In software industry at large, experimentation adoption is growing fast. More and more companies are adoption “experiment with everything” culture. Experimentation is becoming the norm, with many successful companies like Netflix, Pinterest, Intuit, LinkedIn, etc. citing it as one of the key factors of their success. This peer pressure forces even the companies that do not have good understanding of the benefits of experimentation to adopt it.
In sales, adoption of experimentation is low.
Cultural issues
Technical issues
Outreach had ”state of the art” experimentation capabilities. Others are similar or worse.
What these issues mean is that even if someone tries to run an experiment, they are very likely to fail to obtain correct actionable results, which in turn creates even bigger barrier for them to try it again.
Even though on the surface the sales industry is so different from Software Engineering, the issues wrt experimentation adoption are the same.
For example, while for Microsoft engineers you can teach them how statistical testing works and just send just give them p-values and confidence intervals and reasonably trust they will interpret it all correctly, this doesn’t work for sales people. Sales people need a clear answer – which variant wins and why.
You will see that, while I’m going to be using the example of Sales, these are again the challenges faced by the Software industry as well. By solving them, we can increase experimentation adoption not only in Sales but in Software and other industries.
From hosting of services, to data collection and processing, to data analysis and real time machine learning and AI – there are open source solutions supporting all of that.
A lot of work to develop a trustworthy A/B testing platform. Most companies end up with very basic, often untrusworthy solutions, like the one we had at Outreach.
If we are to increase the adoption of experimentation in any industry, we need a quality open source solution.

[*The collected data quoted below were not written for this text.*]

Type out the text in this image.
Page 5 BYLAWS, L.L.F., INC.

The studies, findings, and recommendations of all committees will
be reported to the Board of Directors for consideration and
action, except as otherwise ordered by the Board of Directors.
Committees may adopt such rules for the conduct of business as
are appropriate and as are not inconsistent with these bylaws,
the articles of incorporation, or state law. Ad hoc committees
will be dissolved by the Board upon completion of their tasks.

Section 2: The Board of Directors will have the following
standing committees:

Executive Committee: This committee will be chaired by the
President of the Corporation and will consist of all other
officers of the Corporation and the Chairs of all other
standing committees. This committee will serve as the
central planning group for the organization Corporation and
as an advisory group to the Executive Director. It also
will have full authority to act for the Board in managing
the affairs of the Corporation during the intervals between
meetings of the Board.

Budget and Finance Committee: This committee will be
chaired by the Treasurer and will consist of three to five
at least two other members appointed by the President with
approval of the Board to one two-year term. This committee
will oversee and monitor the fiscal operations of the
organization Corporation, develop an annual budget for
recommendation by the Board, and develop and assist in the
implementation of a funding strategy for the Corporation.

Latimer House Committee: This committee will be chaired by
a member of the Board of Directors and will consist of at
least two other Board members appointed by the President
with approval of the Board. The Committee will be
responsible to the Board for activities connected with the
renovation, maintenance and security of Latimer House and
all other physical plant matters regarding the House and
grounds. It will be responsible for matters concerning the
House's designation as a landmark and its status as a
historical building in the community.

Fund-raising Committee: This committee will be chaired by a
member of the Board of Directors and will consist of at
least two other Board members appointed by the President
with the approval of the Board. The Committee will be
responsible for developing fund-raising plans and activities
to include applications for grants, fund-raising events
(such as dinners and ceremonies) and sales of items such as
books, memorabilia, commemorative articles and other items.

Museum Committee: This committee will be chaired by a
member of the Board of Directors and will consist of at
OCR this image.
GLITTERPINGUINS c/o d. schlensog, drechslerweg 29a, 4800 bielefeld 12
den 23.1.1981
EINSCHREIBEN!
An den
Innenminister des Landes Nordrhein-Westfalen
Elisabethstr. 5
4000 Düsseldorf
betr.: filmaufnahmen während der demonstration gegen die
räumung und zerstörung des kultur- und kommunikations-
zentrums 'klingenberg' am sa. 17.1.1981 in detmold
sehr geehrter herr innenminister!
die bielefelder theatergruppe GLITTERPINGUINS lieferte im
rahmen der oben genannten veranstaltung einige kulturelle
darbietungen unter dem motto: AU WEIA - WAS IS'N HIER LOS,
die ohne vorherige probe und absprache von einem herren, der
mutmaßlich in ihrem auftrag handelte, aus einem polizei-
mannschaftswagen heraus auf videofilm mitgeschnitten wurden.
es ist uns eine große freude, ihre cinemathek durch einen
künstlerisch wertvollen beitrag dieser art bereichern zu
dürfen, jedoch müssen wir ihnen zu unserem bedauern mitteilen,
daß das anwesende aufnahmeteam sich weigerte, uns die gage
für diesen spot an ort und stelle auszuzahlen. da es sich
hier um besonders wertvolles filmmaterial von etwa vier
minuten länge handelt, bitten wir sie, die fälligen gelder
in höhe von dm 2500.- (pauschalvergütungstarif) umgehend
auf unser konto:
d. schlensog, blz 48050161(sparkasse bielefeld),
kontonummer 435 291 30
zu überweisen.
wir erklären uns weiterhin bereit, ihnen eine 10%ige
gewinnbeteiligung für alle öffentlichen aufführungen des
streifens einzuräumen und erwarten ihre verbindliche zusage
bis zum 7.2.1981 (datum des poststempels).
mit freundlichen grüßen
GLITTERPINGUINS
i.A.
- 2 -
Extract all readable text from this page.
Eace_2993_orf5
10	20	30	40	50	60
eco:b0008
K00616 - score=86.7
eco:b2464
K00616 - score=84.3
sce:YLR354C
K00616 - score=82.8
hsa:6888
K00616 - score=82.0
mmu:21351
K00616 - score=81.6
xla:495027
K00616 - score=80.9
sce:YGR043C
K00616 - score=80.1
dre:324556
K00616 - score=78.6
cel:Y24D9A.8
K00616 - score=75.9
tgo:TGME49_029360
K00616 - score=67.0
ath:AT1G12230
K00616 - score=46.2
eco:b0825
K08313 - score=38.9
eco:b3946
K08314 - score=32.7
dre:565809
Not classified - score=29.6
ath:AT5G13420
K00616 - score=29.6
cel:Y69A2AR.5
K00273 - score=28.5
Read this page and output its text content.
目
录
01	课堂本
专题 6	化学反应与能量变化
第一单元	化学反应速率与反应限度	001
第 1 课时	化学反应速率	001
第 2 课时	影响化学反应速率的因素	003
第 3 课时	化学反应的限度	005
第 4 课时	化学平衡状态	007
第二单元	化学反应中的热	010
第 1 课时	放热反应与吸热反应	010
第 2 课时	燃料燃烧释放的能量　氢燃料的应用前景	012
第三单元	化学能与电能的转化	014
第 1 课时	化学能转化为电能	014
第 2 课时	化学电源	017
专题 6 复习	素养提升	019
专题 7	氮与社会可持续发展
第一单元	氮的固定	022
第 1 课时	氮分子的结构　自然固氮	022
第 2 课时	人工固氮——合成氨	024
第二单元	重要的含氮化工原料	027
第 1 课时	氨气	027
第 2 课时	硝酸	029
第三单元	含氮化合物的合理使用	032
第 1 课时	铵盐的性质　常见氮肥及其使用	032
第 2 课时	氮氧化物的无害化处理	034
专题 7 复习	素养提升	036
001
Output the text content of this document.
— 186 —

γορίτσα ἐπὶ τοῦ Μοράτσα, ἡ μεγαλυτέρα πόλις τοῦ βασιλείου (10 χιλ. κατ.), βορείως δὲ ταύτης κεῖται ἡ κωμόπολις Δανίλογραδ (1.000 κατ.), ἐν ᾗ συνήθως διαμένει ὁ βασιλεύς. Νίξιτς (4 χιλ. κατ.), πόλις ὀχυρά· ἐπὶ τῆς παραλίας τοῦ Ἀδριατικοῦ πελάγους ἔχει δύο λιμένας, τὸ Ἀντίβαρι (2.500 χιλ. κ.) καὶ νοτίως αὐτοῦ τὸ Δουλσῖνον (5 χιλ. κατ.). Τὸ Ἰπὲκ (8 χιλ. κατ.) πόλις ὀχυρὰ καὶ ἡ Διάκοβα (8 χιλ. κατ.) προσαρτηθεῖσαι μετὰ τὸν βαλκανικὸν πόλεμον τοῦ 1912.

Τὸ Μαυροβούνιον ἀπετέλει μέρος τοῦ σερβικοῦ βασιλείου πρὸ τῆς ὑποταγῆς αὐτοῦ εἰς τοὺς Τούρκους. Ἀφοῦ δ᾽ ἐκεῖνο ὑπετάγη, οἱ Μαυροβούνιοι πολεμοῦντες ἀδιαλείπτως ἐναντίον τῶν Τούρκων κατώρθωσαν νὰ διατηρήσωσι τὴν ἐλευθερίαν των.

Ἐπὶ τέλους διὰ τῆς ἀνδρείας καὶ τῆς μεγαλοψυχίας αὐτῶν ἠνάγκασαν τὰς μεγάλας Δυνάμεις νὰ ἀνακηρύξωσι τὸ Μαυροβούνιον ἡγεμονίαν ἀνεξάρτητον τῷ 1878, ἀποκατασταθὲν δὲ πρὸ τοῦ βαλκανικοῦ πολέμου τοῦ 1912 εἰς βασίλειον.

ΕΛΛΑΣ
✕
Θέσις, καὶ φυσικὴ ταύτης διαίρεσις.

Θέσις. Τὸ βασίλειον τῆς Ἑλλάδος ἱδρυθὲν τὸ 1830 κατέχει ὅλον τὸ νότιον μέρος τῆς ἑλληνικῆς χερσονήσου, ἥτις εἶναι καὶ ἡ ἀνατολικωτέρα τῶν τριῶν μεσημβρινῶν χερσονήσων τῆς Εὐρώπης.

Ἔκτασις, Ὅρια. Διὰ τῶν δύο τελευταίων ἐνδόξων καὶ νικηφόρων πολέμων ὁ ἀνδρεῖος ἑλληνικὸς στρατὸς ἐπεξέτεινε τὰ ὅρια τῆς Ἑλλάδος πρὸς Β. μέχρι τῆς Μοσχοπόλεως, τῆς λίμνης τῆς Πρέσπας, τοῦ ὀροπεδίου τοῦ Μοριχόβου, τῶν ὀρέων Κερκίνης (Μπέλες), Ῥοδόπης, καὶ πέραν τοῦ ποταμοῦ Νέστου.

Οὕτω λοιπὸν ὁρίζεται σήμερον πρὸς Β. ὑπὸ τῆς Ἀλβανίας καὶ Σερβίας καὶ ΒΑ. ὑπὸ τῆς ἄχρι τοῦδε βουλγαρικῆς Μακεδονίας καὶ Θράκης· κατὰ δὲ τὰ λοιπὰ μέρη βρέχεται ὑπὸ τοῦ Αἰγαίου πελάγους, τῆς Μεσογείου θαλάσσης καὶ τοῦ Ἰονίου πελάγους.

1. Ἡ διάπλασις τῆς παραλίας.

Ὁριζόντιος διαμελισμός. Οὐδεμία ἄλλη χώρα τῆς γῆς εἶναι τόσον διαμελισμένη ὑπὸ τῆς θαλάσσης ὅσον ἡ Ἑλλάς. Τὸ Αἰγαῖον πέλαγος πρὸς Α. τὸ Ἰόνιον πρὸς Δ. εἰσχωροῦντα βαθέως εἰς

If we run an A/B test but do not have a clear way to determine success, the value is much less.
Often the reason for complexity is that experimentation system does not know what the success criteria area, so it has to return back everything and have the user understand and interpret the results. If, on the other hand, experimentation system knows the precise success criteria, it can do analysis automatically and just give the user the answer. Interpretation difficulties and shortcomings of NHST can be greatly reduced in this case.
Translation of the video question: Should I pay for a video tool and train my team on it?
It is executives and managers who decide on adopting experimentation program. If A/B testing can help them answer the questions they really care about, it will greatly accelerate the adoption.